I became an achieving student in my 40s, returning to college and then graduate school. I learned how to play the academic game, found another place to hide (in my head), got my Ph.D. by writing 219 pages in which I cited the ideas of 174 others, never once using the personal pronoun I, and became a university faculty member. But most important to me, I was seen as an upbeat, upright, all-around "nice person." Someone once said to me, "I see Jesus in you." Who would want to give that up? Not I . . .

At least not until I grew to know folks in our new congregation, persons whose dignity and clear-headedness were born of suffering, who had plunged to the depths and come up whole, at peace, living in a no-nonsense kind of way, whose candor was refreshing, whose lives conveyed, "This is who I am: a forgiven and loved sinner, seeking healing and growth the best way I know how, needing God, needing you for the journey."

Hanging around such attitudes began to chip at the edges of my veneer. Plus dressing in holy images was wearing me out. With others championing my cause, step by step I began to inch my way toward my rightful place as a member of the human race in a broken world, caught with everyone else in a cycle of woundedness, like everyone else longing to be known and, being known, accepted and loved.

Ten years ago, with others, I helped to plan a class built on the Twelve Steps. We sought to create a space where people could talk freely about their struggles and triumphs. Each week we continue to meet during the Sunday school hour in an office in a corner of the church. We read from a book that combines Scriptures with the Twelve Steps. We talk about how what we have read has challenged us and how we plan to work the wisdom into our everyday lives.

A friend asked me once where I find true spirituality. My mind immediately went to the people I am with on Sunday mornings—in our Twelve Steps class, in worship service. In these places, I move a little closer to acquiring that most elusive of all spiritual convictions—the conviction that I am loved absolutely and unconditionally by God.

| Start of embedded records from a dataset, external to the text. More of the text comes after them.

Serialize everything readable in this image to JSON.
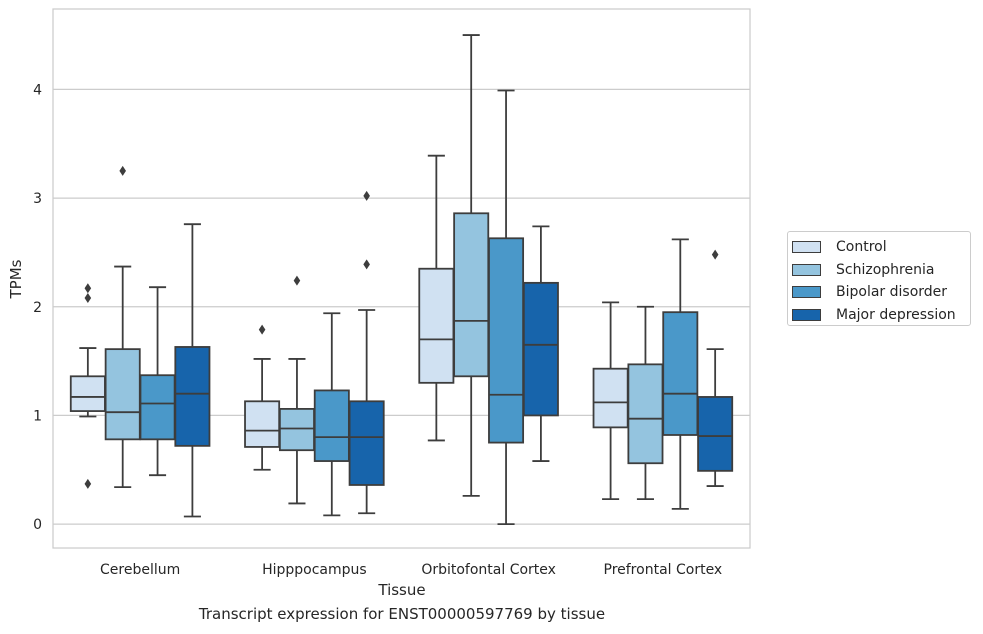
{
  "chart_data": {
    "type": "box",
    "title": "",
    "caption": "Transcript expression for ENST00000597769 by tissue",
    "xlabel": "Tissue",
    "ylabel": "TPMs",
    "ylim": [
      -0.22,
      4.74
    ],
    "yticks": [
      0,
      1,
      2,
      3,
      4
    ],
    "grid": "horizontal",
    "legend_position": "right",
    "categories": [
      "Cerebellum",
      "Hipppocampus",
      "Orbitofontal Cortex",
      "Prefrontal Cortex"
    ],
    "series": [
      {
        "name": "Control",
        "color": "#d0e1f2",
        "boxes": [
          {
            "min": 0.99,
            "q1": 1.04,
            "median": 1.17,
            "q3": 1.36,
            "max": 1.62,
            "outliers": [
              2.08,
              2.17,
              0.37
            ]
          },
          {
            "min": 0.5,
            "q1": 0.71,
            "median": 0.86,
            "q3": 1.13,
            "max": 1.52,
            "outliers": [
              1.79
            ]
          },
          {
            "min": 0.77,
            "q1": 1.3,
            "median": 1.7,
            "q3": 2.35,
            "max": 3.39,
            "outliers": []
          },
          {
            "min": 0.23,
            "q1": 0.89,
            "median": 1.12,
            "q3": 1.43,
            "max": 2.04,
            "outliers": []
          }
        ]
      },
      {
        "name": "Schizophrenia",
        "color": "#94c4df",
        "boxes": [
          {
            "min": 0.34,
            "q1": 0.78,
            "median": 1.03,
            "q3": 1.61,
            "max": 2.37,
            "outliers": [
              3.25
            ]
          },
          {
            "min": 0.19,
            "q1": 0.68,
            "median": 0.88,
            "q3": 1.06,
            "max": 1.52,
            "outliers": [
              2.24
            ]
          },
          {
            "min": 0.26,
            "q1": 1.36,
            "median": 1.87,
            "q3": 2.86,
            "max": 4.5,
            "outliers": []
          },
          {
            "min": 0.23,
            "q1": 0.56,
            "median": 0.97,
            "q3": 1.47,
            "max": 2.0,
            "outliers": []
          }
        ]
      },
      {
        "name": "Bipolar disorder",
        "color": "#4a98c9",
        "boxes": [
          {
            "min": 0.45,
            "q1": 0.78,
            "median": 1.11,
            "q3": 1.37,
            "max": 2.18,
            "outliers": []
          },
          {
            "min": 0.08,
            "q1": 0.58,
            "median": 0.8,
            "q3": 1.23,
            "max": 1.94,
            "outliers": []
          },
          {
            "min": 0.0,
            "q1": 0.75,
            "median": 1.19,
            "q3": 2.63,
            "max": 3.99,
            "outliers": []
          },
          {
            "min": 0.14,
            "q1": 0.82,
            "median": 1.2,
            "q3": 1.95,
            "max": 2.62,
            "outliers": []
          }
        ]
      },
      {
        "name": "Major depression",
        "color": "#1764ab",
        "boxes": [
          {
            "min": 0.07,
            "q1": 0.72,
            "median": 1.2,
            "q3": 1.63,
            "max": 2.76,
            "outliers": []
          },
          {
            "min": 0.1,
            "q1": 0.36,
            "median": 0.8,
            "q3": 1.13,
            "max": 1.97,
            "outliers": [
              2.39,
              3.02
            ]
          },
          {
            "min": 0.58,
            "q1": 1.0,
            "median": 1.65,
            "q3": 2.22,
            "max": 2.74,
            "outliers": []
          },
          {
            "min": 0.35,
            "q1": 0.49,
            "median": 0.81,
            "q3": 1.17,
            "max": 1.61,
            "outliers": [
              2.48
            ]
          }
        ]
      }
    ]
  }
}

"The root of Christian love," said Thomas Merton, "is not the will to love, but the faith that one is loved by God." And so I have been learning how to serve not in the old way, not out of fear of chaos—a habit that can be traced back to childhood—but rather out of the realization that I am loved.

Each week, at the end of our Twelve Steps class, we hold hands. We say together a simple and familiar prayer: "God grant me the serenity to accept the things I cannot change, the courage to change the things I can, and the wisdom to know the difference." Then we head out to the sanctuary for the worship service.

Standing in the back row, singing, in English and Spanish, I bring "the sacrifice of praise." Amid the din of outside city noises, I look around. Annie Dillard once wrote that she knows enough of God to want to praise him. So do I. And I know enough of these people to want to praise God with them.

—Polly Ann Brown lives in Philadelphia with her husband, Ken. They are members of Norristown (Pa.) New Life Mennonite church. Polly Ann, a semi-retired educator, is writing a children’s book and planning another book encouraging ongoing dialogue among communities, families, educators, and students.